Today was Ada's two year pediatrician appointment, and I was dreading it. For so many reasons, really.
One, I knew this would be the first time that Ada would really "get it" about the shots, and I just knew she would wonder why I was allowing the nurse to do something so horrible to her. I have to admit, that part was every bit as bad as I thought it would be. I just kept my face very close to hers, and I kissed her tear-streaked face over and over. Luckily, the nurse moves so fast, so it was over quickly, but she was not okay for a while. I have been giving her tylenol throughout the day to ward off any fever that might come as a result. So far, so good.
Two, last time Ada had a doctor's appointment, she sobbed through every bit of it--the weighing, the measuring, the eyes, ears and nose checking, so I wasn't sure how today would go. She actually did surprisingly well, and even seemed to enjoy standing up on the scale.
She weighs a whopping 22 1/2 lbs, by the way, which puts her below the 5th percentile. Her height and head circumference are more normal, coming in at around the 50th percentile. But the doctor said her weight and growth are right on target based on her previous visits, so I breathed a sigh of relief over that. Sometimes I worry just a bit over her small frame and lack of appetite. Our doctor is known for being very "weight sensitive," so if he seems fine with her weight gain, then I can certainly relax.
Third, and what I was most concerned about, was once again discussing Ada's "bathroom problems" with the doctor. She continues to have trouble going to the bathroom, and it is an issue that consumes most of my days. Scott and I and even my mother talk about it, think about it, contemplate solutions...all of the time, so I desperately wanted some answers today.
At first the doctor didn't really take me very seriously, but as he continued to ask me questions, he decided to refer me to a GI Specialist because he said that, "this pattern of hers doesn't seem very normal." In my head I replied, "you think?!!!" but instead I politely responded, "yeah, I just don't want her to get older and older and this continue to be a problem.
I am not eager, however, to take her to a GI Specialist where they will have to do who knows what uncomfortable procedure, so I am first making an appointment with my childhood pediatrician and family friend, who practices in Huntsville, AL. Ann takes her kids to him now, and he is as smart as the dickens. I really, really trust his judgement, so I want to get his perspective on the situation before we go to a specialist. I want to avoid any potentially frightening situations as long as possible. (frightening for Ada I mean).

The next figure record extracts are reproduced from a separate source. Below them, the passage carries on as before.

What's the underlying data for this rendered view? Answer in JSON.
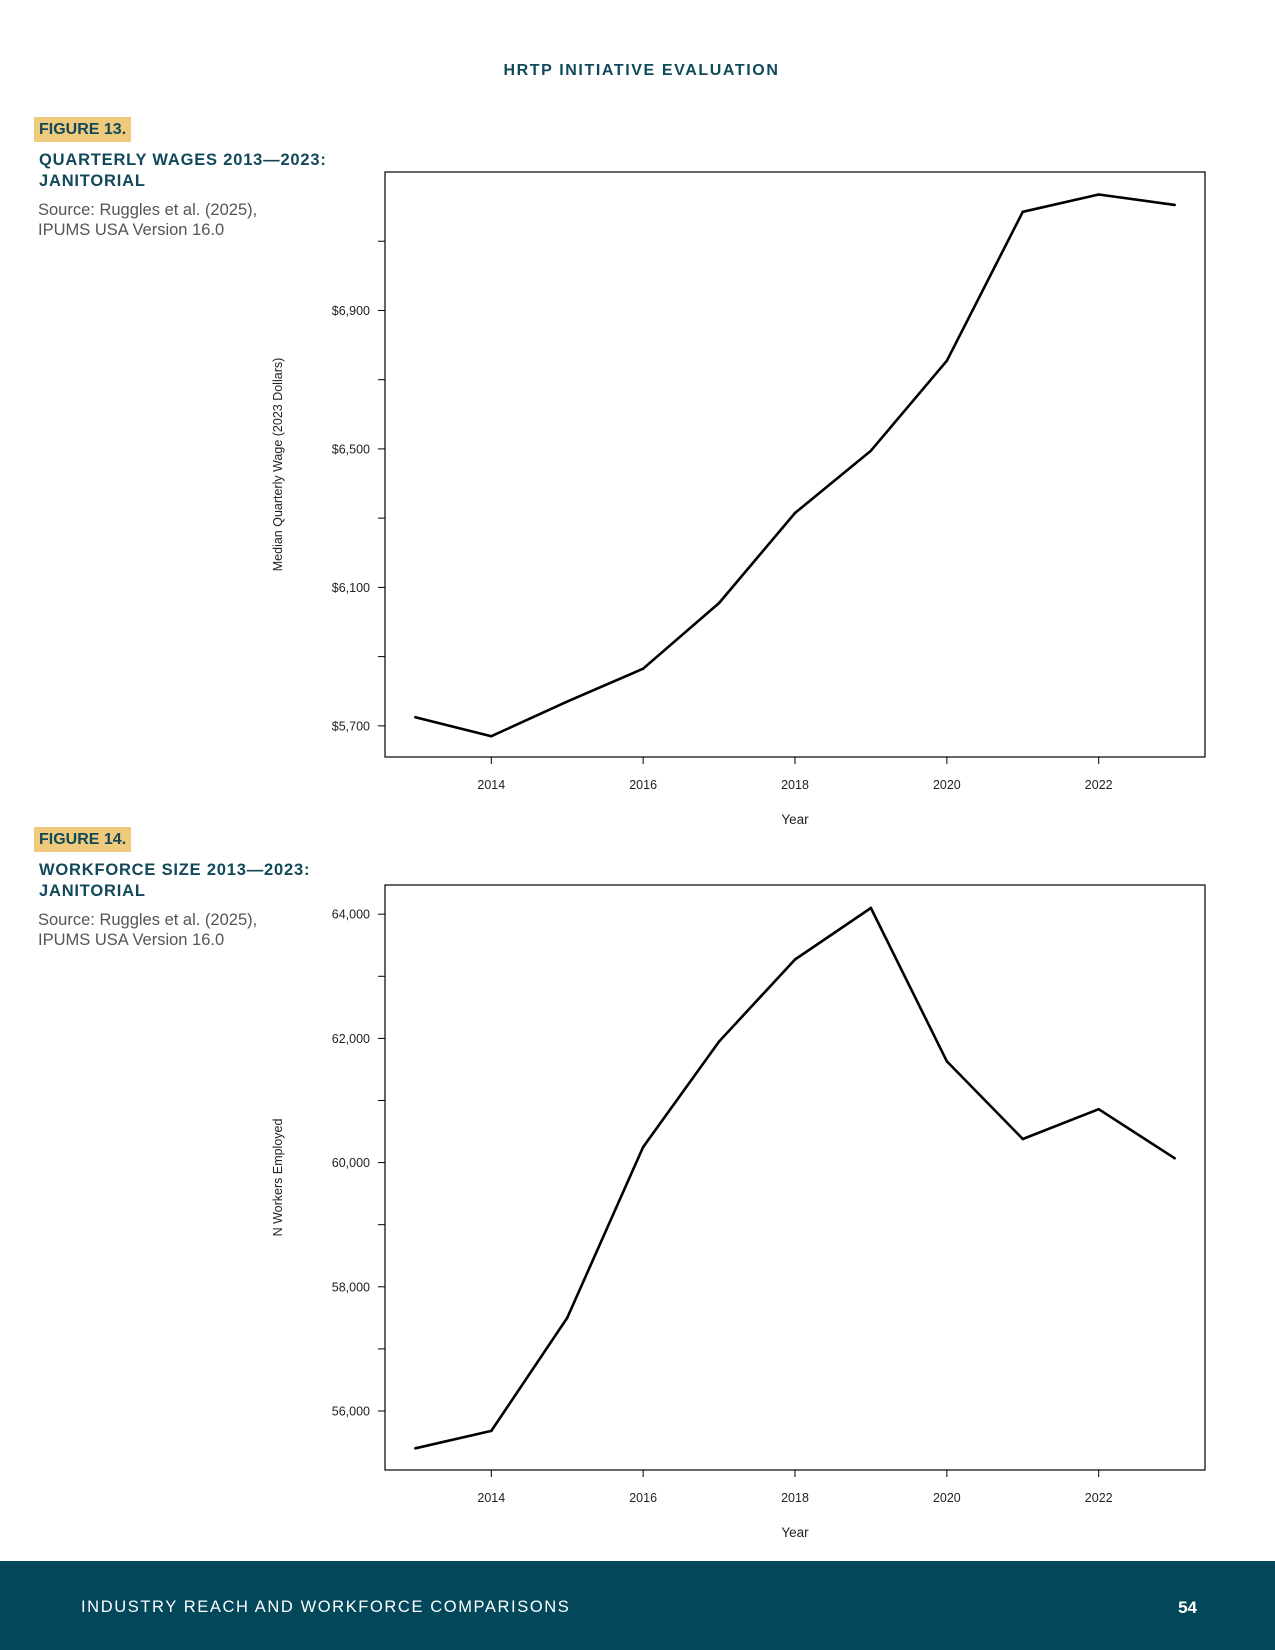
{
  "header": "HRTP INITIATIVE EVALUATION",
  "figures": [
    {
      "tag": "FIGURE 13.",
      "title": [
        "QUARTERLY WAGES 2013—2023:",
        "JANITORIAL"
      ],
      "source": [
        "Source: Ruggles et al. (2025),",
        "IPUMS USA Version 16.0"
      ]
    },
    {
      "tag": "FIGURE 14.",
      "title": [
        "WORKFORCE SIZE 2013—2023:",
        "JANITORIAL"
      ],
      "source": [
        "Source: Ruggles et al. (2025),",
        "IPUMS USA Version 16.0"
      ]
    }
  ],
  "chart_data": [
    {
      "type": "line",
      "x": [
        2013,
        2014,
        2015,
        2016,
        2017,
        2018,
        2019,
        2020,
        2021,
        2022,
        2023
      ],
      "series": [
        {
          "values": [
            5725,
            5670,
            5770,
            5865,
            6055,
            6315,
            6495,
            6755,
            7185,
            7235,
            7205
          ]
        }
      ],
      "xlabel": "Year",
      "ylabel": "Median Quarterly Wage (2023 Dollars)",
      "xticks": [
        2014,
        2016,
        2018,
        2020,
        2022
      ],
      "yticks": [
        5700,
        6100,
        6500,
        6900
      ],
      "ytick_labels": [
        "$5,700",
        "$6,100",
        "$6,500",
        "$6,900"
      ],
      "yminor": [
        5900,
        6300,
        6700,
        7100
      ],
      "xlim": [
        2012.6,
        2023.4
      ],
      "ylim": [
        5610,
        7300
      ],
      "grid": false,
      "line_color": "#000000"
    },
    {
      "type": "line",
      "x": [
        2013,
        2014,
        2015,
        2016,
        2017,
        2018,
        2019,
        2020,
        2021,
        2022,
        2023
      ],
      "series": [
        {
          "values": [
            55400,
            55680,
            57500,
            60250,
            61950,
            63270,
            64100,
            61630,
            60380,
            60860,
            60070
          ]
        }
      ],
      "xlabel": "Year",
      "ylabel": "N Workers Employed",
      "xticks": [
        2014,
        2016,
        2018,
        2020,
        2022
      ],
      "yticks": [
        56000,
        58000,
        60000,
        62000,
        64000
      ],
      "ytick_labels": [
        "56,000",
        "58,000",
        "60,000",
        "62,000",
        "64,000"
      ],
      "yminor": [
        57000,
        59000,
        61000,
        63000
      ],
      "xlim": [
        2012.6,
        2023.4
      ],
      "ylim": [
        55050,
        64470
      ],
      "grid": false,
      "line_color": "#000000"
    }
  ],
  "footer": {
    "text": "INDUSTRY REACH AND WORKFORCE COMPARISONS",
    "page": "54"
  }
}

After the doctor, I felt like Ada needed a treat (and I was starving!!!!!!), so we went to a local restaurant on the square and shared a plate of eggs, grits, and bacon. It was so good to this famished mom-to-be, and Ada scarfed down her fair share as well. I had forgotten how much I love grits, but this morning they hit the spot. I am such a first time mom, in that I feel a twinge of sadness when I think that mine and Ada's little partnership is coming to an end in February. Obviously I know that a sibling is the best thing for her, but I also feel the need to soak up special Ada time between now and then. I know it's sort of ridiculous for me to even feel this way, but the sadness is there anyway, mixed in with the excitement over this new life.

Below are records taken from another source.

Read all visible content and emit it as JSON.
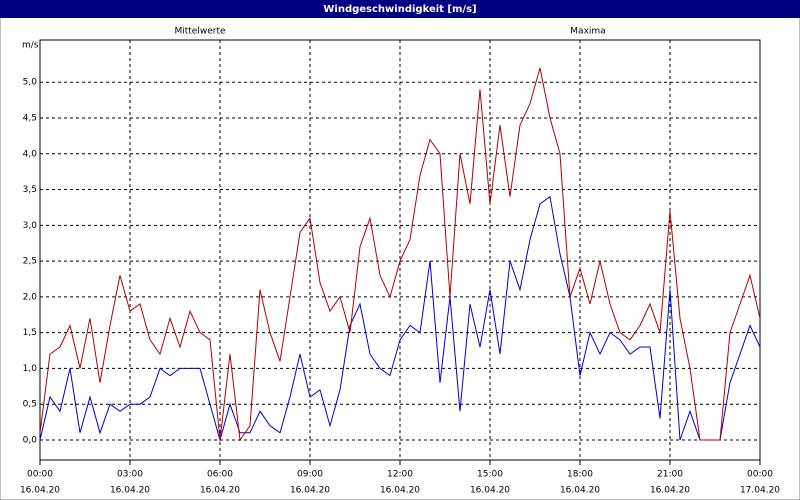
{
  "chart_data": {
    "type": "line",
    "title": "Windgeschwindigkeit [m/s]",
    "y_label": "m/s",
    "x": [
      0,
      20,
      40,
      60,
      80,
      100,
      120,
      140,
      160,
      180,
      200,
      220,
      240,
      260,
      280,
      300,
      320,
      340,
      360,
      380,
      400,
      420,
      440,
      460,
      480,
      500,
      520,
      540,
      560,
      580,
      600,
      620,
      640,
      660,
      680,
      700,
      720,
      740,
      760,
      780,
      800,
      820,
      840,
      860,
      880,
      900,
      920,
      940,
      960,
      980,
      1000,
      1020,
      1040,
      1060,
      1080,
      1100,
      1120,
      1140,
      1160,
      1180,
      1200,
      1220,
      1240,
      1260,
      1280,
      1300,
      1320,
      1340,
      1360,
      1380,
      1400,
      1420,
      1440
    ],
    "series": [
      {
        "name": "Mittelwerte",
        "color": "#0000cc",
        "values": [
          0.0,
          0.6,
          0.4,
          1.0,
          0.1,
          0.6,
          0.1,
          0.5,
          0.4,
          0.5,
          0.5,
          0.6,
          1.0,
          0.9,
          1.0,
          1.0,
          1.0,
          0.5,
          0.0,
          0.5,
          0.1,
          0.1,
          0.4,
          0.2,
          0.1,
          0.6,
          1.2,
          0.6,
          0.7,
          0.2,
          0.7,
          1.6,
          1.9,
          1.2,
          1.0,
          0.9,
          1.4,
          1.6,
          1.5,
          2.5,
          0.8,
          2.0,
          0.4,
          1.9,
          1.3,
          2.1,
          1.2,
          2.5,
          2.1,
          2.8,
          3.3,
          3.4,
          2.6,
          2.0,
          0.9,
          1.5,
          1.2,
          1.5,
          1.4,
          1.2,
          1.3,
          1.3,
          0.3,
          2.1,
          0.0,
          0.4,
          0.0,
          0.0,
          0.0,
          0.8,
          1.2,
          1.6,
          1.3
        ]
      },
      {
        "name": "Maxima",
        "color": "#b00000",
        "values": [
          0.1,
          1.2,
          1.3,
          1.6,
          1.0,
          1.7,
          0.8,
          1.6,
          2.3,
          1.8,
          1.9,
          1.4,
          1.2,
          1.7,
          1.3,
          1.8,
          1.5,
          1.4,
          0.0,
          1.2,
          0.0,
          0.2,
          2.1,
          1.5,
          1.1,
          2.0,
          2.9,
          3.1,
          2.2,
          1.8,
          2.0,
          1.5,
          2.7,
          3.1,
          2.3,
          2.0,
          2.5,
          2.8,
          3.7,
          4.2,
          4.0,
          2.0,
          4.0,
          3.3,
          4.9,
          3.3,
          4.4,
          3.4,
          4.4,
          4.7,
          5.2,
          4.5,
          4.0,
          2.0,
          2.4,
          1.9,
          2.5,
          1.9,
          1.5,
          1.4,
          1.6,
          1.9,
          1.5,
          3.2,
          1.7,
          1.0,
          0.0,
          0.0,
          0.0,
          1.5,
          1.9,
          2.3,
          1.7
        ]
      }
    ],
    "xlim": [
      0,
      1440
    ],
    "ylim": [
      -0.28,
      5.59
    ],
    "xticks": [
      {
        "value": 0,
        "label": "00:00",
        "date": "16.04.20"
      },
      {
        "value": 180,
        "label": "03:00",
        "date": "16.04.20"
      },
      {
        "value": 360,
        "label": "06:00",
        "date": "16.04.20"
      },
      {
        "value": 540,
        "label": "09:00",
        "date": "16.04.20"
      },
      {
        "value": 720,
        "label": "12:00",
        "date": "16.04.20"
      },
      {
        "value": 900,
        "label": "15:00",
        "date": "16.04.20"
      },
      {
        "value": 1080,
        "label": "18:00",
        "date": "16.04.20"
      },
      {
        "value": 1260,
        "label": "21:00",
        "date": "16.04.20"
      },
      {
        "value": 1440,
        "label": "00:00",
        "date": "17.04.20"
      }
    ],
    "yticks": [
      {
        "value": 0,
        "label": "0,0"
      },
      {
        "value": 0.5,
        "label": "0,5"
      },
      {
        "value": 1,
        "label": "1,0"
      },
      {
        "value": 1.5,
        "label": "1,5"
      },
      {
        "value": 2,
        "label": "2,0"
      },
      {
        "value": 2.5,
        "label": "2,5"
      },
      {
        "value": 3,
        "label": "3,0"
      },
      {
        "value": 3.5,
        "label": "3,5"
      },
      {
        "value": 4,
        "label": "4,0"
      },
      {
        "value": 4.5,
        "label": "4,5"
      },
      {
        "value": 5,
        "label": "5,0"
      }
    ],
    "grid": true
  }
}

So, we survived another doctor's appointment, and we have six months until we have to do it all over again.
5 comments:
I think the sadness is normal..I felt the same way with Hannah when I was pregnant with Grant. But, she didn't skip a beat when Grant got here and life toting two around is fun, especially now that they can kind of be buddies...KIND OF. :) But enjoy your special Ada and Mommy time together! It's a sweet time!
I'm glad that your pediatrician listened to your concerns and took it to heart. As you know we have issues with Caroline and her poop. Yesterday it took tons of juice/water, fruit, and 3 bran muffins to make her poop this morning! I too was so relieved!

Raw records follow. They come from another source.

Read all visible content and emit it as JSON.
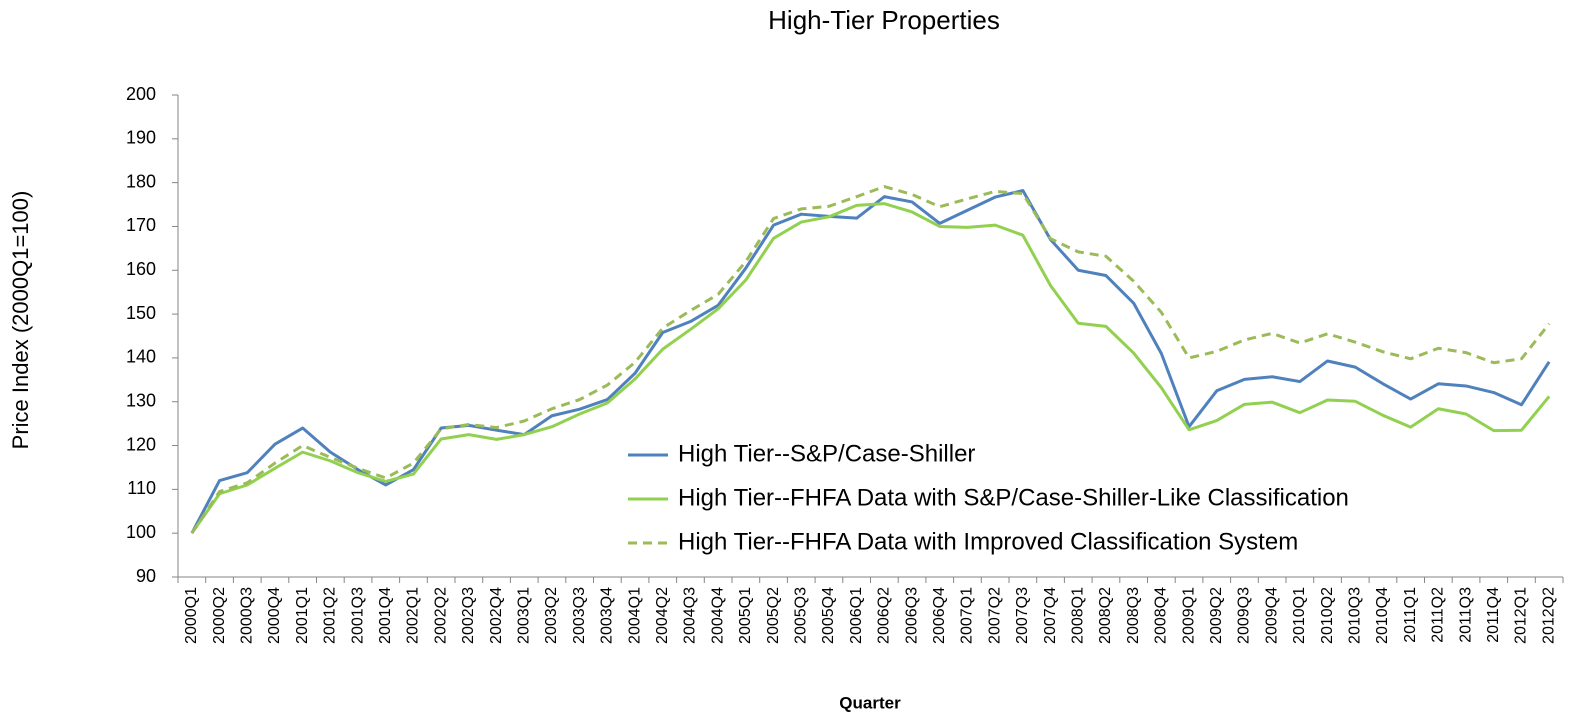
{
  "chart_data": {
    "type": "line",
    "title": "High-Tier Properties",
    "x_label": "Quarter",
    "y_label": "Price Index  (2000Q1=100)",
    "categories": [
      "2000Q1",
      "2000Q2",
      "2000Q3",
      "2000Q4",
      "2001Q1",
      "2001Q2",
      "2001Q3",
      "2001Q4",
      "2002Q1",
      "2002Q2",
      "2002Q3",
      "2002Q4",
      "2003Q1",
      "2003Q2",
      "2003Q3",
      "2003Q4",
      "2004Q1",
      "2004Q2",
      "2004Q3",
      "2004Q4",
      "2005Q1",
      "2005Q2",
      "2005Q3",
      "2005Q4",
      "2006Q1",
      "2006Q2",
      "2006Q3",
      "2006Q4",
      "2007Q1",
      "2007Q2",
      "2007Q3",
      "2007Q4",
      "2008Q1",
      "2008Q2",
      "2008Q3",
      "2008Q4",
      "2009Q1",
      "2009Q2",
      "2009Q3",
      "2009Q4",
      "2010Q1",
      "2010Q2",
      "2010Q3",
      "2010Q4",
      "2011Q1",
      "2011Q2",
      "2011Q3",
      "2011Q4",
      "2012Q1",
      "2012Q2"
    ],
    "series": [
      {
        "name": "High Tier--S&P/Case-Shiller",
        "color": "#4f81bd",
        "dashed": false,
        "values": [
          100,
          112,
          113.8,
          120.3,
          124,
          118.5,
          114.5,
          111,
          114.5,
          124,
          124.6,
          123.5,
          122.5,
          126.8,
          128.3,
          130.5,
          136.5,
          145.8,
          148.3,
          152,
          160.5,
          170.3,
          172.8,
          172.3,
          171.9,
          176.8,
          175.6,
          170.7,
          173.7,
          176.7,
          178.2,
          167,
          160,
          158.8,
          152.5,
          141,
          124.3,
          132.5,
          135.1,
          135.7,
          134.6,
          139.3,
          137.9,
          134.1,
          130.6,
          134.1,
          133.6,
          132.1,
          129.3,
          139.1
        ]
      },
      {
        "name": "High Tier--FHFA Data with S&P/Case-Shiller-Like Classification",
        "color": "#92d050",
        "dashed": false,
        "values": [
          100,
          109,
          111,
          114.8,
          118.5,
          116.5,
          113.8,
          111.8,
          113.5,
          121.5,
          122.5,
          121.4,
          122.5,
          124.3,
          127.2,
          129.7,
          135.2,
          142,
          146.5,
          151.2,
          157.8,
          167.3,
          171,
          172.2,
          174.8,
          175.2,
          173.3,
          170,
          169.8,
          170.3,
          168,
          156.5,
          147.9,
          147.2,
          141.1,
          133.2,
          123.6,
          125.7,
          129.4,
          129.9,
          127.5,
          130.4,
          130.1,
          126.9,
          124.2,
          128.4,
          127.2,
          123.4,
          123.5,
          131.2
        ]
      },
      {
        "name": "High Tier--FHFA Data with Improved Classification System",
        "color": "#9bbb59",
        "dashed": true,
        "values": [
          100,
          109.5,
          111.5,
          116,
          120,
          117.3,
          114.8,
          112.6,
          116,
          123.8,
          124.8,
          124.1,
          125.6,
          128.4,
          130.5,
          133.8,
          139,
          146.8,
          150.8,
          154.5,
          162,
          171.8,
          174,
          174.6,
          176.8,
          179.1,
          177.3,
          174.5,
          176.3,
          178,
          177.5,
          167.2,
          164.2,
          163.2,
          157.5,
          150.4,
          140,
          141.5,
          144.1,
          145.6,
          143.4,
          145.5,
          143.6,
          141.4,
          139.8,
          142.2,
          141.2,
          138.9,
          139.8,
          147.8
        ]
      }
    ],
    "ylim": [
      90,
      200
    ],
    "yticks": [
      90,
      100,
      110,
      120,
      130,
      140,
      150,
      160,
      170,
      180,
      190,
      200
    ],
    "grid": false,
    "legend_position": "center"
  }
}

BTW...I am assuming you were at Grits???
Hey, looked at Hannah's chart at her 2 year checkup and she too weighed in at a whopping 22 pounds!!
Please, please, please let me know when you will be in Huntsville!!! Hopefully, we could arrange some time to spend together! I would love to see the both of yoU!!!
We give david 1 full dose of miralax every night to help w/ his bathroom issues based on the doctor's recommendation. I hate using it, but it helps a lot.